Equipment – the Buy or Lease Decision
The latest round of tax reform has substantially increased the tax incentives and benefits of buying new and used business equipment. Even so, leasing of equipment is still an attractive alternative for many. If you are in business and are considering acquiring additional equipment (or may be in the future), it behooves you to know the pros and cons of both buying and leasing, so let's take a look at those.
From a purely tax standpoint, buying has the unique advantage of big potential up front tax savings. The combination of first-year bonus depreciation and what is known as the Section 179 deduction can pack wallop to your tax bill.
With first-year bonus depreciation, for most equipment, you can deduct 100% of the cost of both new AND used equipment you purchase (previously it was only available for new assets). In fact, this deduction is automatic unless you proactively elect out of taking it.
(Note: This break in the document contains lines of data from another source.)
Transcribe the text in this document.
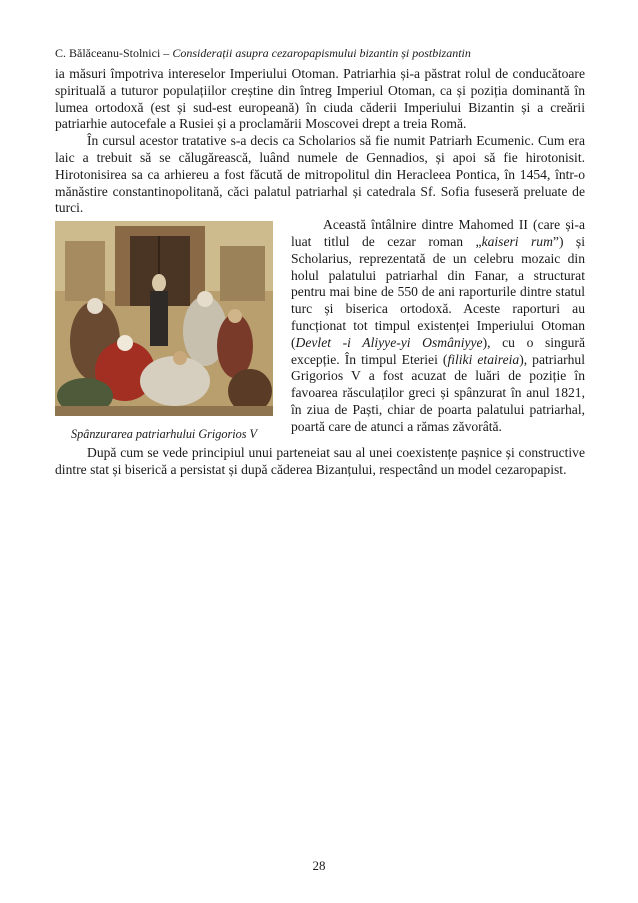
C. Bălăceanu-Stolnici – Considerații asupra cezaropapismului bizantin și postbizantin

ia măsuri împotriva intereselor Imperiului Otoman. Patriarhia și-a păstrat rolul de conducătoare spirituală a tuturor populațiilor creștine din întreg Imperiul Otoman, ca și poziția dominantă în lumea ortodoxă (est și sud-est europeană) în ciuda căderii Imperiului Bizantin și a creării patriarhie autocefale a Rusiei și a proclamării Moscovei drept a treia Romă.

În cursul acestor tratative s-a decis ca Scholarios să fie numit Patriarh Ecumenic. Cum era laic a trebuit să se călugărească, luând numele de Gennadios, și apoi să fie hirotonisit. Hirotonisirea sa ca arhiereu a fost făcută de mitropolitul din Heracleea Pontica, în 1454, într-o mănăstire constantinopolitană, căci palatul patriarhal și catedrala Sf. Sofia fuseseră preluate de turci.

Spânzurarea patriarhului Grigorios V

Această întâlnire dintre Mahomed II (care și-a luat titlul de cezar roman „kaiseri rum”) și Scholarius, reprezentată de un celebru mozaic din holul palatului patriarhal din Fanar, a structurat pentru mai bine de 550 de ani raporturile dintre statul turc și biserica ortodoxă. Aceste raporturi au funcționat tot timpul existenței Imperiului Otoman (Devlet -i Aliyye-yi Osmâniyye), cu o singură excepție. În timpul Eteriei (filiki etaireia), patriarhul Grigorios V a fost acuzat de luări de poziție în favoarea răsculaților greci și spânzurat în anul 1821, în ziua de Paști, chiar de poarta palatului patriarhal, poartă care de atunci a rămas zăvorâtă.

După cum se vede principiul unui parteneiat sau al unei coexistențe pașnice și constructive dintre stat și biserică a persistat și după căderea Bizanțului, respectând un model cezaropapist.

28
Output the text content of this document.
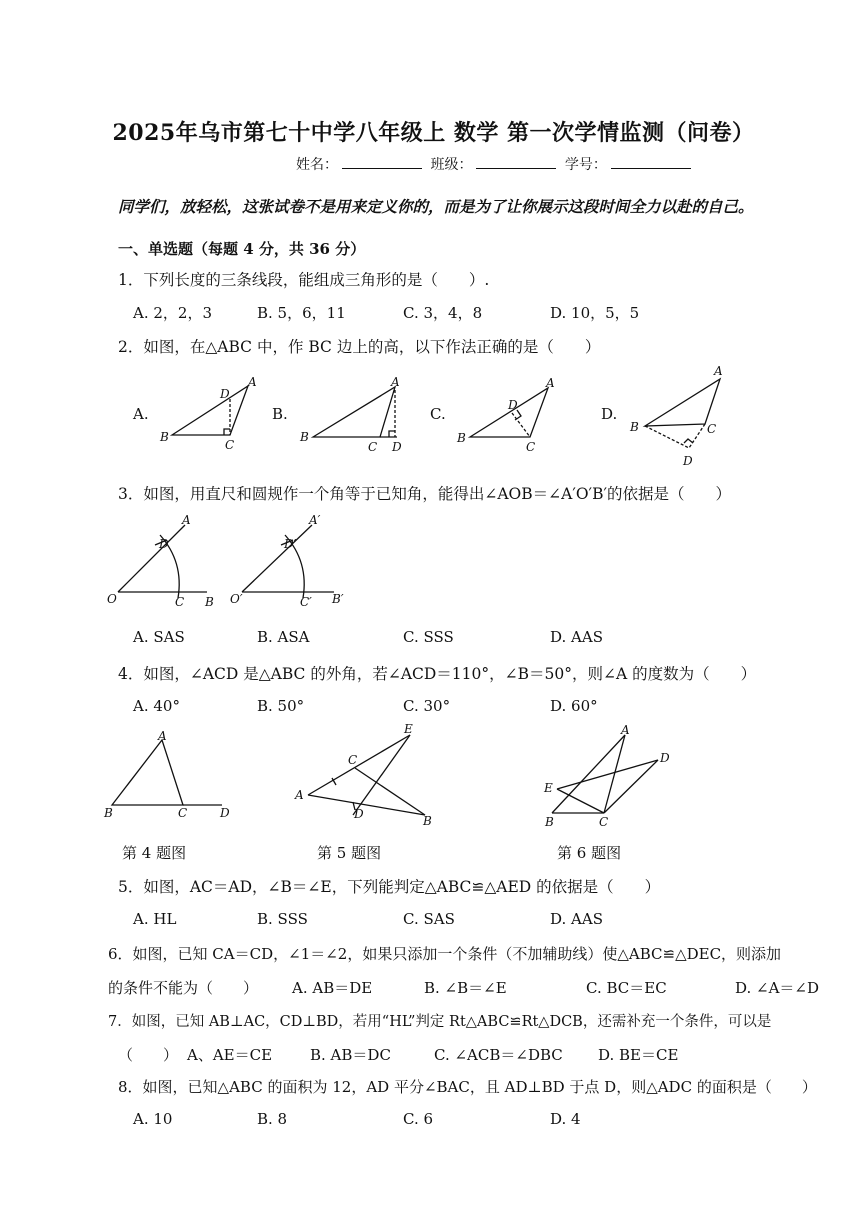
2025年乌市第七十中学八年级上 数学 第一次学情监测（问卷）
姓名：	班级：	学号：
同学们，放轻松，这张试卷不是用来定义你的，而是为了让你展示这段时间全力以赴的自己。
一、单选题（每题 4 分，共 36 分）
1．下列长度的三条线段，能组成三角形的是（　　）.
A. 2，2，3	B. 5，6，11	C. 3，4，8	D. 10，5，5
2．如图，在△ABC 中，作 BC 边上的高，以下作法正确的是（　　）
A.	B.	C.	D.
A
D
B
C
A
B
C D
A
D
B
C
A
B	C
D
A
D
O	C B
A′
D′
O′	C′ B′
A
B	C	D
E
C
A
D	B
A
D
E
B	C
3．如图，用直尺和圆规作一个角等于已知角，能得出∠AOB＝∠A′O′B′的依据是（　　）
A. SAS	B. ASA	C. SSS	D. AAS
4．如图，∠ACD 是△ABC 的外角，若∠ACD＝110°，∠B＝50°，则∠A 的度数为（　　）
A. 40°	B. 50°	C. 30°	D. 60°
第 4 题图	第 5 题图	第 6 题图
5．如图，AC＝AD，∠B＝∠E，下列能判定△ABC≌△AED 的依据是（　　）
A. HL	B. SSS	C. SAS	D. AAS
6．如图，已知 CA＝CD，∠1＝∠2，如果只添加一个条件（不加辅助线）使△ABC≌△DEC，则添加
的条件不能为（　　） A. AB＝DE	B. ∠B＝∠E	C. BC＝EC	D. ∠A＝∠D
7．如图，已知 AB⊥AC，CD⊥BD，若用“HL”判定 Rt△ABC≌Rt△DCB，还需补充一个条件，可以是
（　　） A、AE＝CE	B. AB＝DC	C. ∠ACB＝∠DBC D. BE＝CE
8．如图，已知△ABC 的面积为 12，AD 平分∠BAC，且 AD⊥BD 于点 D，则△ADC 的面积是（　　）
A. 10	B. 8	C. 6	D. 4
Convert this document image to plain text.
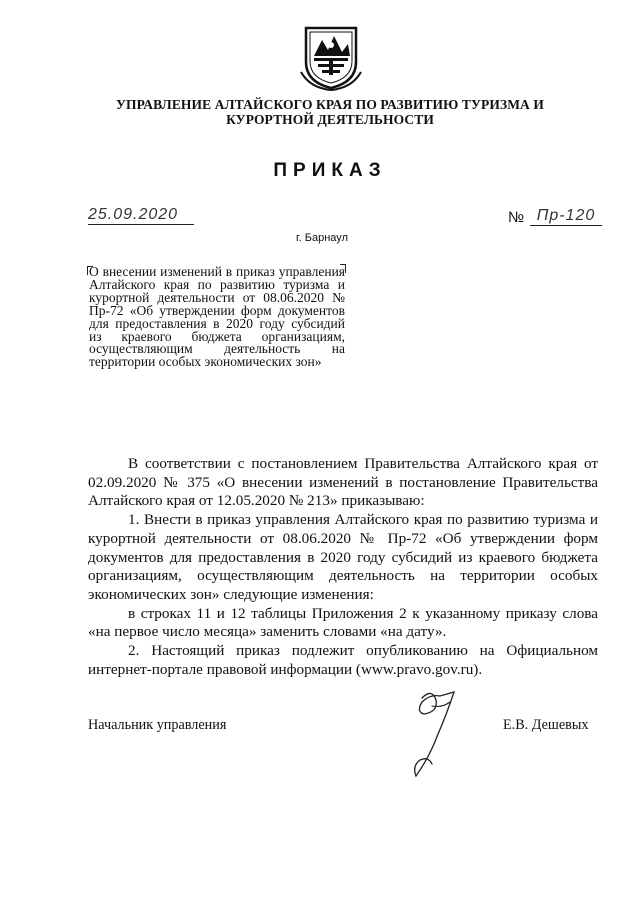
УПРАВЛЕНИЕ АЛТАЙСКОГО КРАЯ ПО РАЗВИТИЮ ТУРИЗМА И
КУРОРТНОЙ ДЕЯТЕЛЬНОСТИ
ПРИКАЗ
25.09.2020	№ Пр-120
г. Барнаул
О внесении изменений в приказ управления Алтайского края по развитию туризма и курортной деятельности от 08.06.2020 № Пр-72 «Об утверждении форм документов для предоставления в 2020 году субсидий из краевого бюджета организациям, осуществляющим деятельность на территории особых экономических зон»

В соответствии с постановлением Правительства Алтайского края от 02.09.2020 № 375 «О внесении изменений в постановление Правительства Алтайского края от 12.05.2020 № 213» приказываю:

1. Внести в приказ управления Алтайского края по развитию туризма и курортной деятельности от 08.06.2020 № Пр-72 «Об утверждении форм документов для предоставления в 2020 году субсидий из краевого бюджета организациям, осуществляющим деятельность на территории особых экономических зон» следующие изменения:

в строках 11 и 12 таблицы Приложения 2 к указанному приказу слова «на первое число месяца» заменить словами «на дату».

2. Настоящий приказ подлежит опубликованию на Официальном интернет-портале правовой информации (www.pravo.gov.ru).

Начальник управления	Е.В. Дешевых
This full expensing treatment is available through 2022, after which the percentage drops 20% per year until it expires at the end of 2026. Some assets, such as so-called "listed property" (like automobiles) have limits, so be aware of that.
The Section 179 deduction is much like bonus depreciation but is taken by election. Under Section 179, you can elect to take a current deduction for the cost of qualifying new and used business property up to a cost of $1 million. This is available for most types of business furnishings and equipment, but also includes software and qualified real property. The Section 179 deduction, however, is limited by your business income. Further, it is phased out for businesses that have qualified asset additions exceeding $2.5 million.
Another pro of buying business assets is that once you pay for them, they are yours to keep and do with as you please. For assets that you intend to use for a long time (such as those whose useful life is unaffected by changes in technology), this can be a worthy investment.
The most obvious downside may be the fact that you have to come up with the money to buy the equipment, tying up funds that may be needed elsewhere. Even if the purchase is financed, chances are a significant down payment will be required, and, of course, a loan can affect your credit rating.
Other cons include the risk of obsolescence, and maintenance and repair issues and related expenses, as wells as, the hassle and cost of disposing of the assets once no longer needed.
Leasing can be attractive due to cash flow considerations. There are typically cost savings upfront since you do not have to come up with the full purchase price or usually even a down payment. This leaves cash available for other business needs.
Leasing may also be more viable if your credit rating leaves something to be desired or have limited financing options. The lease payments are usually tax deductible as paid, as opposed to a purchase where the asset cost is deducted as described earlier. Caveat: there are certain kind of "leases" that are really nothing more than disguised purchases (usually with a bargain purchase clause at the lease's end); these are treated as a purchase of the asset, not a lease.
The most obvious con probably is that you do not "own" the asset, i.e., you have no equity in it, therefore, when the lease is over, you have to give it back and you get nothing in return as you would if you were to sell it.
Another downer is that typically over the long haul, the lease will cost you more than had you bought it in the first place. Also, with a lease, you more than likely are locked in for the entirety of the lease term even if you stop using the asset, or at a minimum may be subject to an early-termination fee of some kind.
So there you have it. A variety of considerations go into whether to lease or buy equipment or other assets for use in your business. Which decision is right for you requires some thought and planning for the future.